From what I understand from a bit of research, the failure is caused by a reaction of the polymer with chemical chlorine common in American public water systems. Polybutylene systems are still in use and are even popular in Europe and Asia. I know in at least parts of Europe, they don't use chlorine to treat water, but use Oxine instead, so that may be why it isn't a problem in those markets. Our water comes from a well and is not chlorinated, so I think we'll be fine, but I will look into it further to make sure.


----------



## RikksTamo

*Awesome Answers !*

Thanx Richo for posting your question. I have the same exact problem. And after spending so much time making sure that I mixed the floor leveller exactly to direction, & levellling each & every tile along with the over-all floor after placing each tile, I was devastated to find out that my toilet didn't fit snug! I really appreciate everyone's answers. Thank you so much !! I had no idea that they made plastic shims for this. I've heard of the composite ones, actually thought about using them, but they do have a terrible odour that I can not seem to find out any info from anyone about how long that odour lasts. Plastic it is ! :thumbup: I am also going to use caulk in dabs underneath the toilet, just to set it in place.


----------



## Fanlarm

I used foam backer rod to steady my rocker. Cut it to approximate length and stuffed it under the front edge with a wooden paint stir stick (to prevent poking holes in the rod) from bolt to bolt. Tightened the bolts down. First time in history we haven't had an amusement park ride in the bathroom!


----------



## ct18

remi999 said:


> Once I saw a cheap trick for situations like yours - use 1 cent coins under your toilet so fix the rocking. They are made of copper and will not rust.
> 
> Caulk will not stop the wiggle. Think about the weight of the porcelain, the user and the water combined.
> 
> One more thing (maybe stating the obvious). If you even remotely _suspect_ there may be a toilet leak - DON'T CAULK around the toilet. It's like fixing a tooth cavity by plugging in a piece of gum. WON'T WORK!
> 
> Remove the toilet (it's really not too complex) and replace the wax ring. Otherwise you'll trap the leaking water (let's call it that, but in reality it is far from being "water") under the toilet and guarantee you all kinds of problems like rot, smell, mold, etc.

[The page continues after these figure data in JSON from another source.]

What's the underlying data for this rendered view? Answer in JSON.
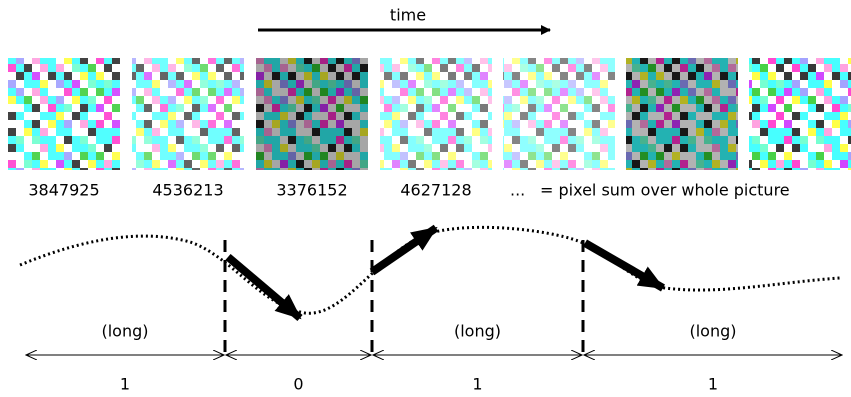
{
  "header": {
    "title": "time"
  },
  "frames": [
    {
      "sum": 3847925
    },
    {
      "sum": 4536213
    },
    {
      "sum": 3376152
    },
    {
      "sum": 4627128
    }
  ],
  "ellipsis": "...",
  "caption": "= pixel sum over whole picture",
  "segments": [
    {
      "label": "(long)",
      "bit": 1
    },
    {
      "bit": 0
    },
    {
      "label": "(long)",
      "bit": 1
    },
    {
      "label": "(long)",
      "bit": 1
    }
  ]
}
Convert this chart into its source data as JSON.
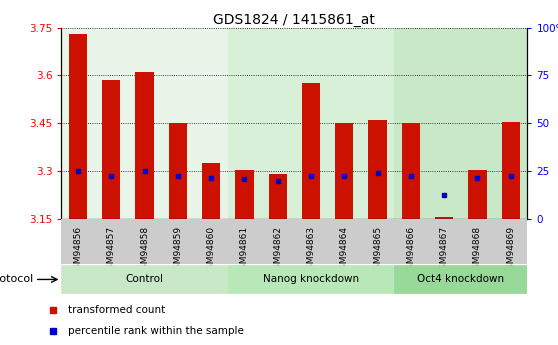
{
  "title": "GDS1824 / 1415861_at",
  "samples": [
    "GSM94856",
    "GSM94857",
    "GSM94858",
    "GSM94859",
    "GSM94860",
    "GSM94861",
    "GSM94862",
    "GSM94863",
    "GSM94864",
    "GSM94865",
    "GSM94866",
    "GSM94867",
    "GSM94868",
    "GSM94869"
  ],
  "red_values": [
    3.73,
    3.585,
    3.61,
    3.45,
    3.325,
    3.305,
    3.29,
    3.575,
    3.45,
    3.46,
    3.45,
    3.155,
    3.305,
    3.455
  ],
  "blue_values": [
    3.3,
    3.285,
    3.3,
    3.285,
    3.28,
    3.275,
    3.27,
    3.285,
    3.285,
    3.295,
    3.285,
    3.225,
    3.28,
    3.285
  ],
  "ylim_left": [
    3.15,
    3.75
  ],
  "ylim_right": [
    0,
    100
  ],
  "yticks_left": [
    3.15,
    3.3,
    3.45,
    3.6,
    3.75
  ],
  "yticks_right": [
    0,
    25,
    50,
    75,
    100
  ],
  "ytick_labels_left": [
    "3.15",
    "3.3",
    "3.45",
    "3.6",
    "3.75"
  ],
  "ytick_labels_right": [
    "0",
    "25",
    "50",
    "75",
    "100%"
  ],
  "bar_color": "#cc1100",
  "blue_color": "#0000cc",
  "base_value": 3.15,
  "bar_width": 0.55,
  "group_labels": [
    "Control",
    "Nanog knockdown",
    "Oct4 knockdown"
  ],
  "group_ranges": [
    [
      0,
      5
    ],
    [
      5,
      10
    ],
    [
      10,
      14
    ]
  ],
  "group_colors_plot": [
    "#e8f5e8",
    "#d8f0d8",
    "#c8e8c8"
  ],
  "group_colors_bar": [
    "#c8e8c8",
    "#c8e8c8",
    "#90ee90"
  ],
  "xtick_bg": "#cccccc",
  "legend_red_label": "transformed count",
  "legend_blue_label": "percentile rank within the sample",
  "protocol_label": "protocol"
}
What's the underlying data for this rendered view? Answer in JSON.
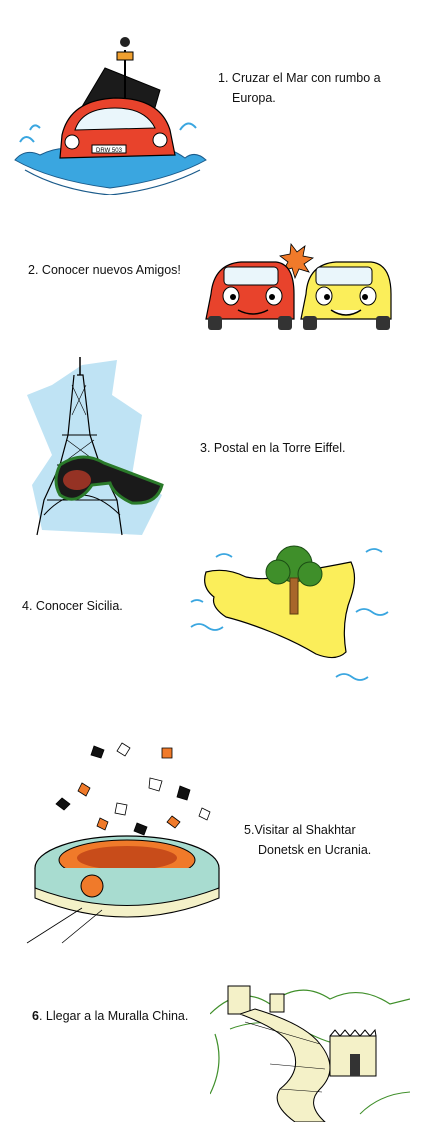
{
  "items": [
    {
      "number": "1.",
      "text": "Cruzar el Mar con rumbo a",
      "text2": "Europa."
    },
    {
      "number": "2.",
      "text": "Conocer nuevos Amigos!"
    },
    {
      "number": "3.",
      "text": "Postal en la Torre Eiffel."
    },
    {
      "number": "4.",
      "text": "Conocer Sicilia."
    },
    {
      "number": "5.",
      "text": "Visitar al Shakhtar",
      "text2": "Donetsk en Ucrania."
    },
    {
      "number": "6",
      "suffix": ".",
      "text": "Llegar a la Muralla China."
    }
  ],
  "plate_text": "DRW 503",
  "colors": {
    "red": "#e8432c",
    "yellow": "#fbee5a",
    "water": "#3aa6e0",
    "sky": "#bfe3f4",
    "green": "#3f8f2a",
    "orange": "#f07a2a",
    "stadium": "#a8dcd0"
  }
}
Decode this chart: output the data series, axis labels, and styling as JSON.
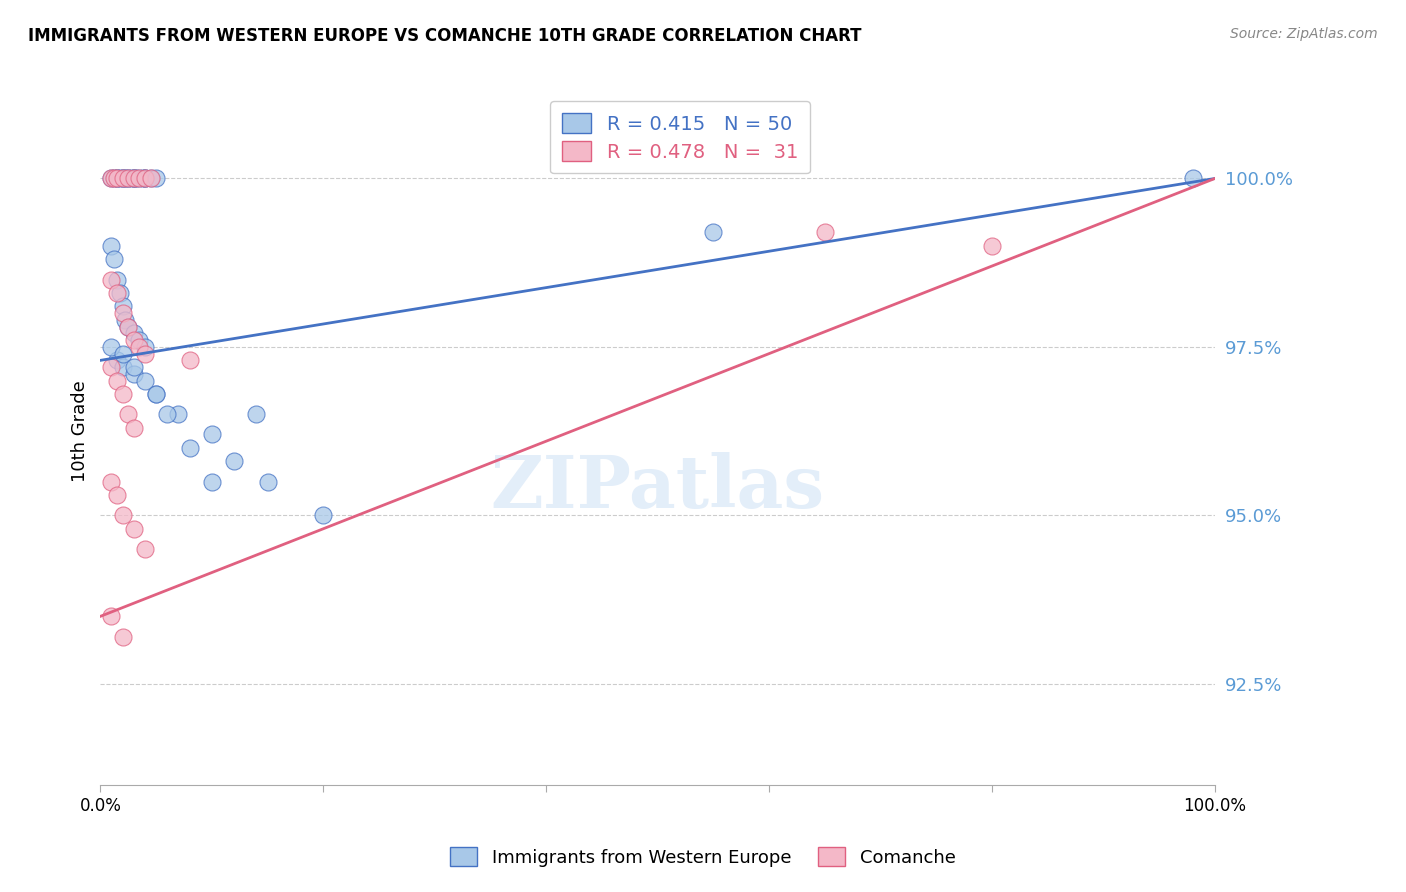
{
  "title": "IMMIGRANTS FROM WESTERN EUROPE VS COMANCHE 10TH GRADE CORRELATION CHART",
  "source": "Source: ZipAtlas.com",
  "ylabel": "10th Grade",
  "yticks": [
    92.5,
    95.0,
    97.5,
    100.0
  ],
  "ytick_labels": [
    "92.5%",
    "95.0%",
    "97.5%",
    "100.0%"
  ],
  "xlim": [
    0.0,
    100.0
  ],
  "ylim": [
    91.0,
    101.5
  ],
  "blue_R": 0.415,
  "blue_N": 50,
  "pink_R": 0.478,
  "pink_N": 31,
  "blue_color": "#a8c8e8",
  "pink_color": "#f4b8c8",
  "blue_line_color": "#4472c4",
  "pink_line_color": "#e06080",
  "legend_label_blue": "Immigrants from Western Europe",
  "legend_label_pink": "Comanche",
  "blue_x": [
    1.0,
    1.2,
    1.5,
    1.5,
    1.8,
    2.0,
    2.0,
    2.2,
    2.5,
    2.5,
    2.8,
    3.0,
    3.0,
    3.2,
    3.5,
    3.8,
    4.0,
    4.0,
    4.5,
    5.0,
    1.0,
    1.2,
    1.5,
    1.8,
    2.0,
    2.2,
    2.5,
    3.0,
    3.5,
    4.0,
    1.5,
    2.0,
    3.0,
    5.0,
    7.0,
    10.0,
    12.0,
    15.0,
    20.0,
    1.0,
    2.0,
    3.0,
    4.0,
    5.0,
    6.0,
    8.0,
    10.0,
    14.0,
    55.0,
    98.0
  ],
  "blue_y": [
    100.0,
    100.0,
    100.0,
    100.0,
    100.0,
    100.0,
    100.0,
    100.0,
    100.0,
    100.0,
    100.0,
    100.0,
    100.0,
    100.0,
    100.0,
    100.0,
    100.0,
    100.0,
    100.0,
    100.0,
    99.0,
    98.8,
    98.5,
    98.3,
    98.1,
    97.9,
    97.8,
    97.7,
    97.6,
    97.5,
    97.3,
    97.2,
    97.1,
    96.8,
    96.5,
    96.2,
    95.8,
    95.5,
    95.0,
    97.5,
    97.4,
    97.2,
    97.0,
    96.8,
    96.5,
    96.0,
    95.5,
    96.5,
    99.2,
    100.0
  ],
  "pink_x": [
    1.0,
    1.2,
    1.5,
    2.0,
    2.5,
    3.0,
    3.5,
    4.0,
    4.5,
    1.0,
    1.5,
    2.0,
    2.5,
    3.0,
    3.5,
    4.0,
    1.0,
    1.5,
    2.0,
    2.5,
    3.0,
    1.0,
    1.5,
    2.0,
    3.0,
    4.0,
    8.0,
    1.0,
    2.0,
    65.0,
    80.0
  ],
  "pink_y": [
    100.0,
    100.0,
    100.0,
    100.0,
    100.0,
    100.0,
    100.0,
    100.0,
    100.0,
    98.5,
    98.3,
    98.0,
    97.8,
    97.6,
    97.5,
    97.4,
    97.2,
    97.0,
    96.8,
    96.5,
    96.3,
    95.5,
    95.3,
    95.0,
    94.8,
    94.5,
    97.3,
    93.5,
    93.2,
    99.2,
    99.0
  ],
  "blue_trendline_x0": 0.0,
  "blue_trendline_y0": 97.3,
  "blue_trendline_x1": 100.0,
  "blue_trendline_y1": 100.0,
  "pink_trendline_x0": 0.0,
  "pink_trendline_y0": 93.5,
  "pink_trendline_x1": 100.0,
  "pink_trendline_y1": 100.0
}
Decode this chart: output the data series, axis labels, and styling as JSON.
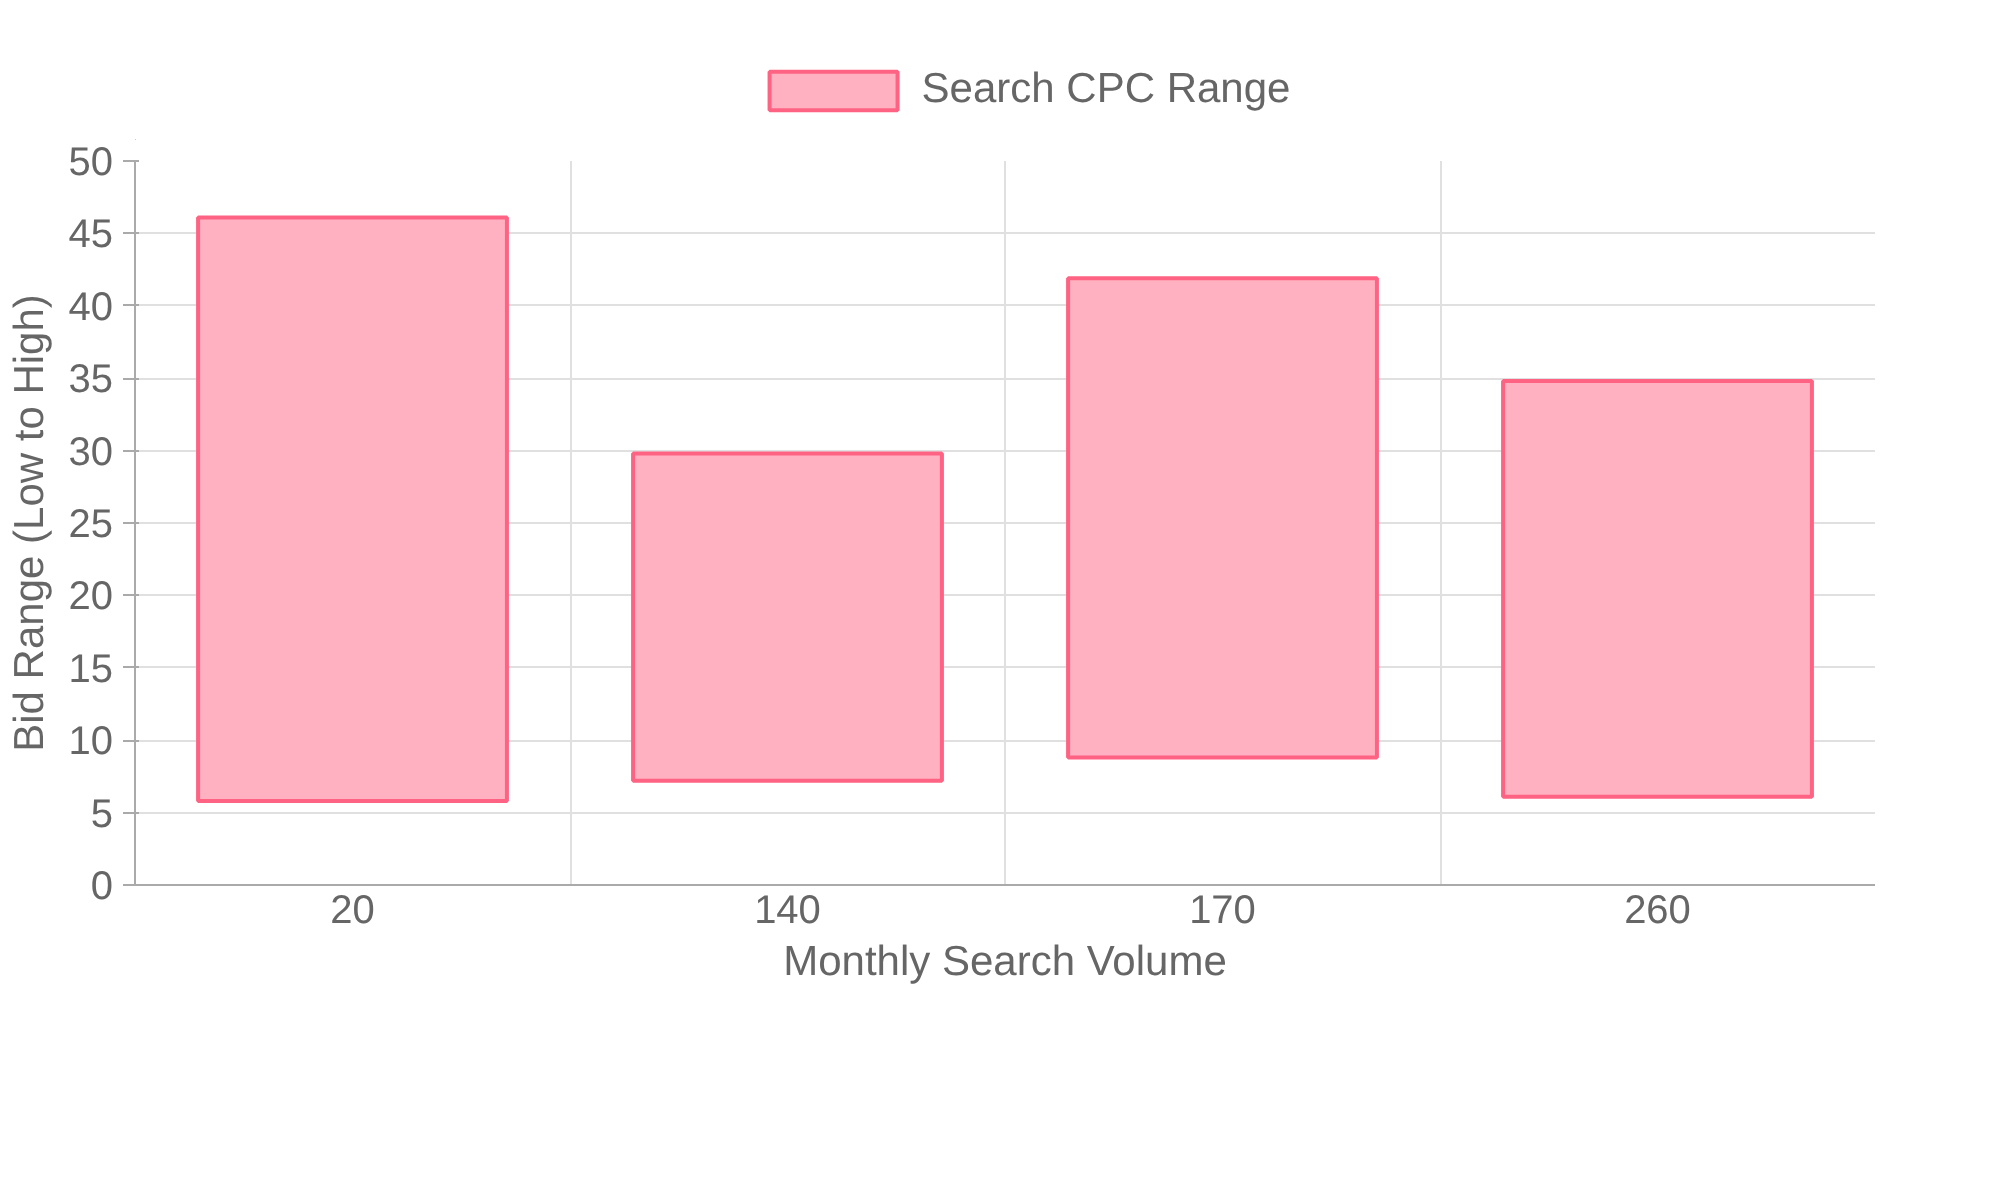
{
  "chart_data": {
    "type": "bar",
    "xlabel": "Monthly Search Volume",
    "ylabel": "Bid Range (Low to High)",
    "categories": [
      "20",
      "140",
      "170",
      "260"
    ],
    "series": [
      {
        "name": "Search CPC Range",
        "color": "#ffb1c1",
        "values": [
          40.3,
          22.6,
          33.1,
          28.7
        ],
        "base": [
          5.8,
          7.2,
          8.8,
          6.1
        ]
      }
    ],
    "ylim": [
      0,
      50
    ],
    "yticks": [
      0,
      5,
      10,
      15,
      20,
      25,
      30,
      35,
      40,
      45,
      50
    ],
    "grid": true,
    "legend": "top"
  }
}
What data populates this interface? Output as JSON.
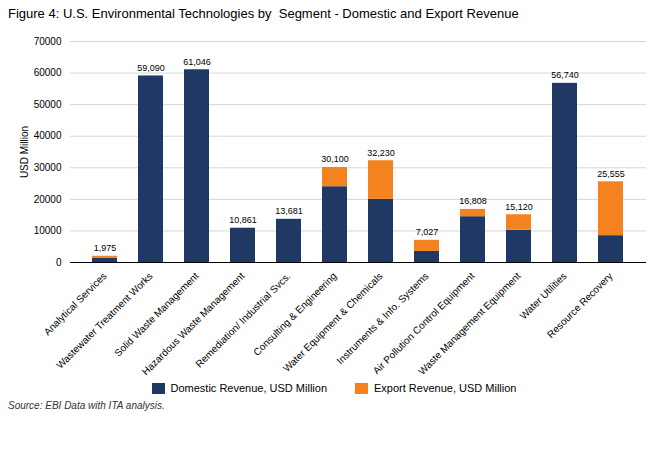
{
  "chart_data": {
    "type": "bar",
    "stacked": true,
    "title": "Figure 4: U.S. Environmental Technologies by  Segment - Domestic and Export Revenue",
    "ylabel": "USD Million",
    "annotations": [
      "Source: EBI Data with ITA analysis."
    ],
    "categories": [
      "Analytical Services",
      "Wastewater Treatment Works",
      "Solid Waste Management",
      "Hazardous Waste Management",
      "Remediation/ Industrial Svcs.",
      "Consulting & Engineering",
      "Water Equipment & Chemicals",
      "Instruments & Info. Systems",
      "Air Pollution Control Equipment",
      "Waste Management Equipment",
      "Water Utilities",
      "Resource Recovery"
    ],
    "series": [
      {
        "name": "Domestic Revenue, USD Million",
        "color": "#1F3864",
        "values": [
          1400,
          59090,
          61046,
          10861,
          13681,
          24000,
          20000,
          3500,
          14500,
          10200,
          56740,
          8500
        ]
      },
      {
        "name": "Export Revenue, USD Million",
        "color": "#F4831F",
        "values": [
          575,
          0,
          0,
          0,
          0,
          6100,
          12230,
          3527,
          2308,
          4920,
          0,
          17055
        ]
      }
    ],
    "totals": [
      1975,
      59090,
      61046,
      10861,
      13681,
      30100,
      32230,
      7027,
      16808,
      15120,
      56740,
      25555
    ],
    "total_labels": [
      "1,975",
      "59,090",
      "61,046",
      "10,861",
      "13,681",
      "30,100",
      "32,230",
      "7,027",
      "16,808",
      "15,120",
      "56,740",
      "25,555"
    ],
    "ylim": [
      0,
      70000
    ],
    "yticks": [
      0,
      10000,
      20000,
      30000,
      40000,
      50000,
      60000,
      70000
    ],
    "grid": true,
    "legend": "bottom"
  }
}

I have been using pennies for years now or even stainless steel washers.


----------



## NotyeruncleBob

There's a lot of bad advice in this old thread. 
The correct way to do this is of course to tile flat! But short of that leveling with the plastic shims and then a tub & tile caulking is the only real solution here. Make sure that you're not shimming too much so that you loose the seal to the wax ring.


----------



## SeniorSitizen

I would first determine if the toilet rocking was caused by it resting on the flange. How ? make a feeler gauge from a plastic milk carton. Feel for toilet base to floor clearance and when the gauge gets tight push down on the opposite side. If the gauge loosens and gets tight on the side you pushed down the odds are real good it's rocking on the flange.

If shims are needed no rust shims can be cut from that same milk carton and stacked to most any thickness needed. If it works on industrial engines it will surely work on a domestic toilet.


----------